Hypoxic stellate cells of pancreatic cancer stroma regulate extracellular matrix fiber organization and cancer cell motility
- PMID: 26805763
- DOI: 10.1016/j.canlet.2016.01.016
Hypoxic stellate cells of pancreatic cancer stroma regulate extracellular matrix fiber organization and cancer cell motility
Abstract
Desmoplasia and hypoxia in pancreatic cancer mutually affect each other and create a tumor-supportive microenvironment. Here, we show that microenvironment remodeling by hypoxic pancreatic stellate cells (PSCs) promotes cancer cell motility through alteration of extracellular matrix (ECM) fiber architecture. Three-dimensional (3-D) matrices derived from PSCs under hypoxia exhibited highly organized parallel-patterned matrix fibers compared with 3-D matrices derived from PSCs under normoxia, and promoted cancer cell motility by inducing directional migration of cancer cells due to the parallel fiber architecture. Microarray analysis revealed that procollagen-lysine, 2-oxoglutarate 5-dioxygenase 2 (PLOD2) in PSCs was the gene that potentially regulates ECM fiber architecture under hypoxia.
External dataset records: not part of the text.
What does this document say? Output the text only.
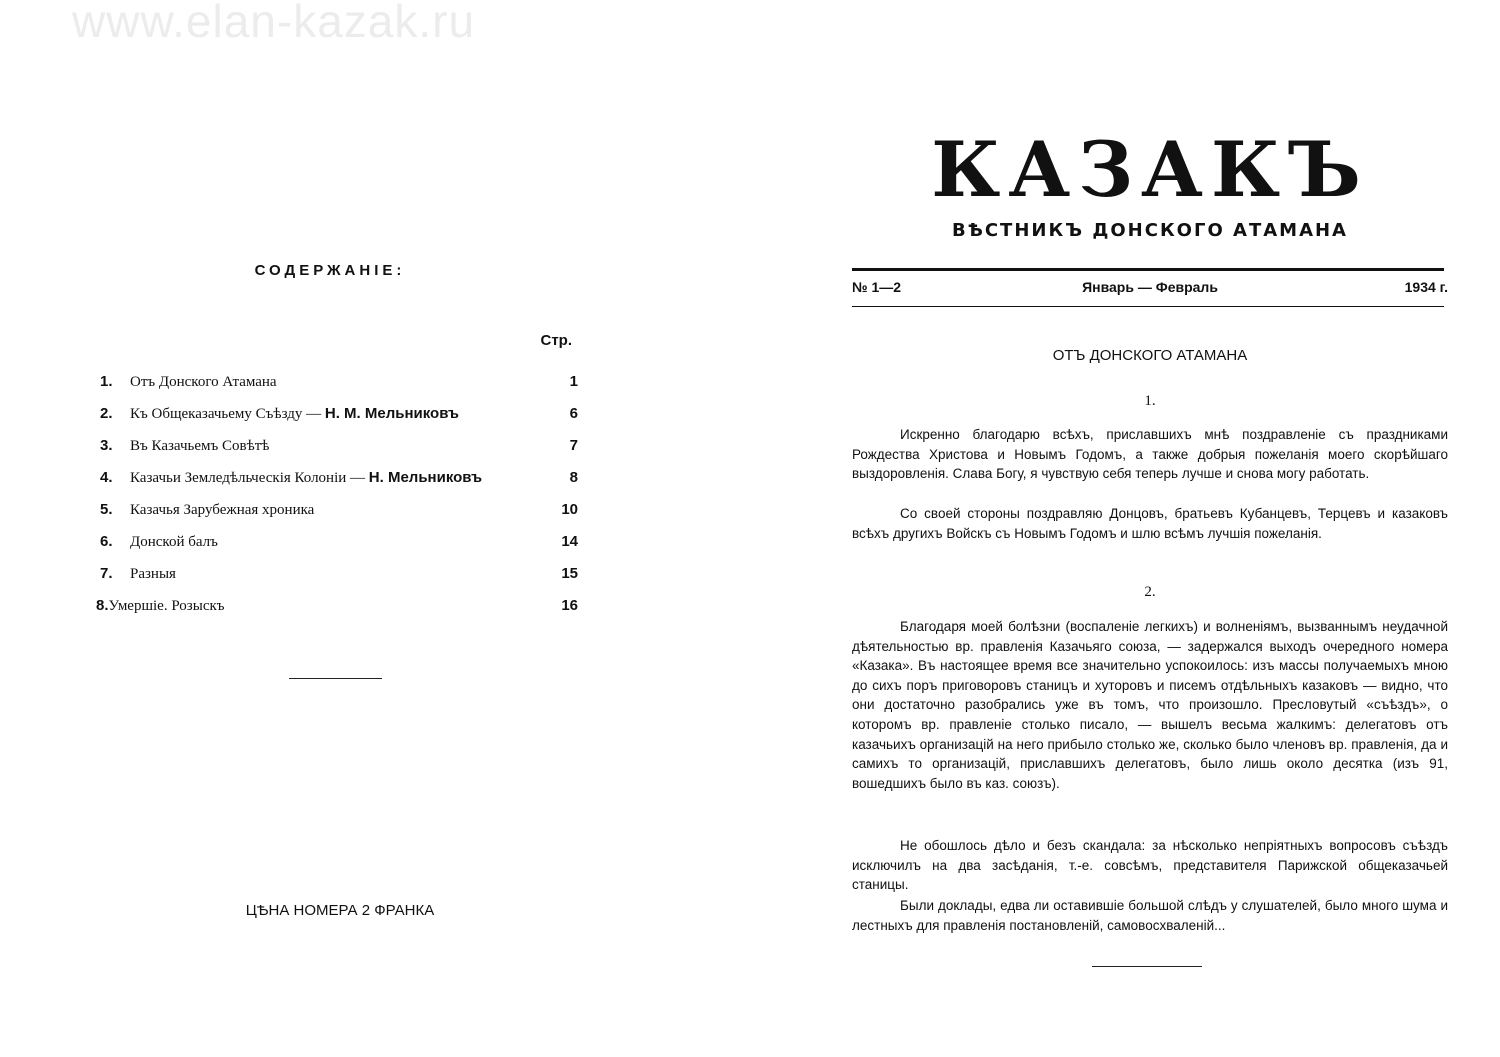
www.elan-kazak.ru
СОДЕРЖАНІЕ:
Стр.
1.	Отъ Донского Атамана	1
2.	Къ Общеказачьему Съѣзду — Н. М. Мельниковъ	6
3.	Въ Казачьемъ Совѣтѣ	7
4.	Казачьи Земледѣльческія Колоніи — Н. Мельниковъ	8
5.	Казачья Зарубежная хроника	10
6.	Донской балъ	14
7.	Разныя	15
8.Умершіе. Розыскъ	16
ЦѢНА НОМЕРА 2 ФРАНКА
КАЗАКЪ
ВѢСТНИКЪ ДОНСКОГО АТАМАНА
№ 1—2	Январь — Февраль	1934 г.
ОТЪ ДОНСКОГО АТАМАНА
1.

Искренно благодарю всѣхъ, приславшихъ мнѣ поздравленіе съ праздниками Рождества Христова и Новымъ Годомъ, а также добрыя пожеланія моего скорѣйшаго выздоровленія. Слава Богу, я чувствую себя теперь лучше и снова могу работать.

Со своей стороны поздравляю Донцовъ, братьевъ Кубанцевъ, Терцевъ и казаковъ всѣхъ другихъ Войскъ съ Новымъ Годомъ и шлю всѣмъ лучшія пожеланія.

2.

Благодаря моей болѣзни (воспаленіе легкихъ) и волненіямъ, вызваннымъ неудачной дѣятельностью вр. правленія Казачьяго союза, — задержался выходъ очередного номера «Казака». Въ настоящее время все значительно успокоилось: изъ массы получаемыхъ мною до сихъ поръ приговоровъ станицъ и хуторовъ и писемъ отдѣльныхъ казаковъ — видно, что они достаточно разобрались уже въ томъ, что произошло. Пресловутый «съѣздъ», о которомъ вр. правленіе столько писало, — вышелъ весьма жалкимъ: делегатовъ отъ казачьихъ организацій на него прибыло столько же, сколько было членовъ вр. правленія, да и самихъ то организацій, приславшихъ делегатовъ, было лишь около десятка (изъ 91, вошедшихъ было въ каз. союзъ).

Не обошлось дѣло и безъ скандала: за нѣсколько непріятныхъ вопросовъ съѣздъ исключилъ на два засѣданія, т.-е. совсѣмъ, представителя Парижской общеказачьей станицы.

Были доклады, едва ли оставившіе большой слѣдъ у слушателей, было много шума и лестныхъ для правленія постановленій, самовосхваленій...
Stromal PLOD2 expression in surgical specimens of pancreatic cancer was confirmed by immunohistochemistry. RNA interference-mediated knockdown of PLOD2 in PSCs blocked parallel fiber architecture of 3-D matrices, leading to decreased directional migration of cancer cells within the matrices. In conclusion, these findings indicate that hypoxia-induced PLOD2 expression in PSCs creates a permissive microenvironment for migration of cancer cells through architectural regulation of stromal ECM in pancreatic cancer.
Keywords: ECM remodeling; Hypoxia; PLOD2; Pancreatic cancer; Pancreatic stellate cell.